Amazon betreibt einen Online-Marktplatz für den Verkauf unterschiedlicher Waren, die Amazon sowohl direkt im eigenen Namen und für eigene Rechnung als auch indirekt durch Bereitstellung der Plattform für andere Händler anbietet. Der Versand, der von diesen Dritthändlern auf diesem Online-Marktplatz zum Verkauf angebotenen Waren, kann entweder von diesen Händlern selbst oder von Amazon übernommen werden. Im letzteren Fall lagert Amazon die Waren in ihren Vertriebszentren und versendet sie aus ihren eigenen Lagern an die Käufer.
Auf der Verkaufsplattform von Amazon erscheinen regelmäßig Verkaufsanzeigen für rotbesohlte Schuhe, die laut des französischen Designers Christian Louboutin ohne seine Zustimmung in den Verkehr gebracht worden sind. Aus diesem Grund erhob Herr Louboutin in Luxembourg zwei Klagen gegen Amazon, mit der er jeweils eine Verletzung seiner ausschließlichen Markenrechte an den roten Schuhsohlen geltend machte.

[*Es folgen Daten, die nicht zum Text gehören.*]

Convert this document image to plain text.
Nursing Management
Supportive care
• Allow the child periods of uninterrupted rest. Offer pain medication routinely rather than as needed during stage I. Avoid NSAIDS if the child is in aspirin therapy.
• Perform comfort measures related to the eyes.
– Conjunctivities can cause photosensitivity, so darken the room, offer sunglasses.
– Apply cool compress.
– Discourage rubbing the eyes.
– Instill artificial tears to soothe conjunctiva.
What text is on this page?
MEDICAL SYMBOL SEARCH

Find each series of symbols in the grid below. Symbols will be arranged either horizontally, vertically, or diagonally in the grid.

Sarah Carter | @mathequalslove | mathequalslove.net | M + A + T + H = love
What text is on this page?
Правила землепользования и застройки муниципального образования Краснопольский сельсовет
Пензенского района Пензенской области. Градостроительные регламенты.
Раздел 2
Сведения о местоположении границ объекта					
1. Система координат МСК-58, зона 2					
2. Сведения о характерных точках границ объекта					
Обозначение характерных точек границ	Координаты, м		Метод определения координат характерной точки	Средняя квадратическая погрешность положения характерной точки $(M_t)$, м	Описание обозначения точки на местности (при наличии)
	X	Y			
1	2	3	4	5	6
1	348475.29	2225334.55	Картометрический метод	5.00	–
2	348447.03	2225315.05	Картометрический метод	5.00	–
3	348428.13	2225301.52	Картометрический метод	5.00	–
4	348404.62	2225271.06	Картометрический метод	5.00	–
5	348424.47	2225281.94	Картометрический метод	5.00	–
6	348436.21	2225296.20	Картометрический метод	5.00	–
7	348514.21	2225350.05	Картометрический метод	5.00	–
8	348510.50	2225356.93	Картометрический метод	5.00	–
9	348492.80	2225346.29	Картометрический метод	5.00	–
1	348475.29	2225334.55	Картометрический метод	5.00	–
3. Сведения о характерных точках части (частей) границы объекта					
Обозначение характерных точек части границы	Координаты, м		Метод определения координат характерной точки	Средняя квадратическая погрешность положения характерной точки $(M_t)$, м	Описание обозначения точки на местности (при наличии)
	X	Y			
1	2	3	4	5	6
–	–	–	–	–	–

Eine Markenverletzung erfolge laut Louboutin insbesondere durch das Einblenden von Anzeigen für Waren mit solchen identischen roten Schuhsohlen auf den Online-Verkaufsplattformen von Amazon, aber auch durch den Besitz, den Versand und die Lieferung solcher Waren. Amazon könne daher laut Kläger nicht mehr als bloßer Hosting-Anbieter von Websites oder als neutraler Vermittler angesehen werden, zumal sie Drittanbietern, vor allem bei der Optimierung der Präsentation ihrer Angebote, Unterstützung gewährt.
Das Gericht in Luxemburg stellte fest, dass die Funktionsweise der von Amazon betriebenen Verkaufsplattformen darin bestehe, für ein und dieselbe Warenkategorie (Verkaufs-)Anzeigen zu bündeln, die sowohl von Amazon selbst als auch von Drittanbietern stammten. Insoweit unterscheide sich diese Funktionsweise von anderen Plattformen wie eBay oder Rakuten, die ausschließlich einen Online-Marktplatz betreiben und daher nur Anzeigen von Drittanbietern veröffentlichen, ohne selbst Waren zu verkaufen.
Unter Bezugnahme auf seine ständige Rechtsprechung wies der EuGH darauf hin, dass der Markeninhaber berechtigt ist, es Dritten zu verbieten, ohne seine Zustimmung ein mit der Marke identisches Zeichen zu benutzen, wenn diese Benutzung im geschäftlichen Verkehr erfolgt, sowie für Waren oder Dienstleistungen geschieht, die mit denjenigen identisch sind, für die die Marke eingetragen ist, und die Funktionen der Marke beeinträchtigt wird. Der Ausdruck „benutzen“ setzt jedenfalls ein aktives Verhalten und eine unmittelbare oder mittelbare Herrschaft über die Benutzungshandlung voraus.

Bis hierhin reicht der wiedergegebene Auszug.